How can I report security vulnerabilities for open source OSX applications?

In the event of finding a security vulnerability in the Linux world, the procedure involved would be to report the vulnerability...

• ...to the developers or the maintainers of the package in a particular operating system.
• ...to the security team of that particular operating system.

Then patches are made and CVE's are released.

I'm curious about how does open source vulnerability reporting work in the OSX world? Do the developers release CVE's if a security issue is brought to their notice?

You can contact Apple about this at [email protected] (or you can open a Radar report if you're a developer), or you contact the maintainer of the package.
Often the mail addresses can be found in the README (or AUTHORS) of the source code, or on the project's website.

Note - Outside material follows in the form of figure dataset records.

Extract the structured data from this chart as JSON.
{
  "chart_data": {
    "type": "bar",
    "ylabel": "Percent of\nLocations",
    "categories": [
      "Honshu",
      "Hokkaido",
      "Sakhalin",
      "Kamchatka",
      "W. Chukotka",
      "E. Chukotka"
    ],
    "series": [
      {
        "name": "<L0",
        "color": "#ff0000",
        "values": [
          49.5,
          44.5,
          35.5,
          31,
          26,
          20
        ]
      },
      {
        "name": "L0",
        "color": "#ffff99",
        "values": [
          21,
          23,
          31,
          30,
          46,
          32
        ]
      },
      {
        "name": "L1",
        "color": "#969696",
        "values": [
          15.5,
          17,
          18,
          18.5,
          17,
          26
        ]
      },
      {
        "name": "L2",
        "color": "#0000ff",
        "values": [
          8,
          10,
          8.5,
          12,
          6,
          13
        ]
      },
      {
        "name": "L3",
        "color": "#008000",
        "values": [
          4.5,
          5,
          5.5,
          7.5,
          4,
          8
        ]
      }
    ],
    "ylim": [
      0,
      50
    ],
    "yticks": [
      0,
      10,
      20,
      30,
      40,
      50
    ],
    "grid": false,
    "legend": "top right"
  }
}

Yes - both Apple (specifically) and the open source developers (in general) do reference CVE in patch and security emails and participate using that mechanism for tracking reported vulnerabilities.

Apples official security posture is Apple Product Security.

But I would say that your best bet would be to submit vulnerabilities via the Apple Bug Reporter and their product-security email address . Additionally, if the part with the vulnerability is an open-source project, you should also notify the open source project as well.

The procedure for reporting security vulnerabilities varies but the place to report would be directly to the open source project. If the application is hosted in the app store then you could report directly to Apple.